Friday's words: In the spring of 1968, the democratic movement initiated by the Communist Party of Czechoslovakia took off in its country. For a time, those writers, artists, scholars, scientists, workers, peasants, rockers, and pimps took to the streets one after another, expressing their own voices with their respective preferred behaviors. It is a pity that the movement was suppressed by the mighty tank army of the Soviet Union and the Warsaw Pact after just a few months. Then came the decades-long repressive political rule of the Czech Republic... This "Love in Prague" shows the Czech Republic during that period. The fact that it was jointly filmed by people (including directors and actors) from different countries such as the United States, the United Kingdom, and France is enough to prove that "Prague Spring" belongs to the whole world!
1. The similarities and differences between the film and Kundera's original novel
The film is based on Milan Kundera's novel "The Unbearable Lightness of Life". However, the nearly three-hour film could not express the philosophical concept of the original book in visual language at all. Therefore, the director only grabbed a few groups of character relationships in the novel, taking the city of Prague as the axis and historical events as the turning point to deduce a special love story.
It's just that this love story is intertwined with multiple angles and dimensions, including the disordered love (or sex) between multiple men and multiple women. These are the differences, but the same is that sex is so fragile in this changing situation, yet so precious.
2. The hidden political perspective behind the concept of "sex" of characters
In the film, the three main characters Sabina (Lina Olin), Thomas (Daniel Day-Lewis) and Teresa (Juliet Binoche), their characters' sexuality and even love. quite different-
Sabina has an unrestrained character , dares to love and hates, she can tolerate the person she loves to go out and make trouble, she can even become good friends with her lover's lover, however, such an open woman likes to stay single, alone; ( She chose to leave during the turmoil)
Teresa is on the contrary. Although she is also cheerful, she is relatively conservative in terms of love, marriage and sexuality. Although she is also trying to change herself, she cannot escape the pain;
Thomas happens to be between the characters of two women. You can naturally say that his behavior of constantly looking for stimulation of the opposite sex is an instinctive selfishness. However, Thomas is a little hesitant and passive between this instinctive choice. helpless...
There is nothing special about the three characters, and this book is at most a second- or third-rate erotic film. However, the political turmoil has enriched these loves and desires with new meanings - in the face of that political catastrophe, the three decided to stay and stay differently due to their different personalities and values -
Sabina went to Switzerland before the Soviet invasion of Prague, from which she immigrated to the United States;
Thomas and Teresa got married and experienced the political movement. After that, they escaped from the motherland passively, and then returned to the country because it was difficult to part with them. In the end, the two lived in seclusion in the Czech countryside until they died in a car accident.
Yes, this kind of going and staying determines their different life destiny. And the fate frame in this kind of film, I think it is a political perspective of the director: for the Czech people of that era, leaving and staying were their only two paths, and we could not use escape, bear, fate To sum up them, because in the director's view, either choice is unfortunate, because those love, sex, and national hatred have already firmly bound every Czech person together.
3. I'd rather be the unthinking "pig" in the movie. In the movie, it's not only people who suffer from political turmoil, but also a dog and a pig. The dog was adopted by Thomas and Teresa, so he As they traveled from China to abroad and back to China, in the end, the dog got cancer and died painfully; on the contrary, the other pig suffered a little different, it also experienced social turmoil and discrimination from the people around it. However, it was born with an immunity to political and class persecution, and the reason, in the words of its master: it does not know how to think.

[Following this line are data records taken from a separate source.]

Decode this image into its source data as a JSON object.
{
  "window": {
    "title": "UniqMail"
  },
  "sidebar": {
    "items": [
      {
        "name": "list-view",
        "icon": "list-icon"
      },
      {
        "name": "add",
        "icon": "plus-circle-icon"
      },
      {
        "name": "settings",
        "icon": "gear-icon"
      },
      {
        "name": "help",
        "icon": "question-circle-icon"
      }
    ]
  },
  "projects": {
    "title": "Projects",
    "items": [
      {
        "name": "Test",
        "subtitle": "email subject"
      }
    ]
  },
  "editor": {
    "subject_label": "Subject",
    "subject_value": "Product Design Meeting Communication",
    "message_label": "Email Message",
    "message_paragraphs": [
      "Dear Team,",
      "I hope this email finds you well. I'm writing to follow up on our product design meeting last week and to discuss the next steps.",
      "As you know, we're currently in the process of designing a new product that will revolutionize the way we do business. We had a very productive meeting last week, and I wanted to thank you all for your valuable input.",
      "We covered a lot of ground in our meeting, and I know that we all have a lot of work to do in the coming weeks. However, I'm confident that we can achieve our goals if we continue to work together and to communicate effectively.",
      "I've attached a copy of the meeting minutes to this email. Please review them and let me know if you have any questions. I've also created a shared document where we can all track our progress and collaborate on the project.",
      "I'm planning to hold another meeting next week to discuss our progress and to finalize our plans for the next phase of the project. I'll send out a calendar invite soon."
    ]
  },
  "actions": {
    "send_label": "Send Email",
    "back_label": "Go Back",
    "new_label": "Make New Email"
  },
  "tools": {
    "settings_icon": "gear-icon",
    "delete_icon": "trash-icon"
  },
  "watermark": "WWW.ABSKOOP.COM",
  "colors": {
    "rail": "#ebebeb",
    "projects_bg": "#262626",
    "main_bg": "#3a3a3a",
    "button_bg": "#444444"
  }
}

The question is, when we face difficulties and dangers, should we choose to stick our heads into the ground to resist the sandstorm like an ostrich, or stay out of the way like Sabina and go free? Or like the pig , Don't think about it, will everything be fine? I think this is also a kind of simulation thinking of the director about facing difficult and dangerous situations.
4. Everyone should have a "Prague Spring" complex in their hearts
Fifty years have passed since the "Prague Spring", through which we who live in the present can look at that historical event with a historical perspective. However, historical events have not disappeared. Those phenomena of political persecution, centralized rule, culture and even the suppression of people's voices are ubiquitous all over the world. It is probably the ubiquity of this phenomenon that makes the spirit of the "Prague Spring" Being able to spread all over the world, it always reminds every young man of us how important it is to pursue truth, democratic equality, and freedom of speech!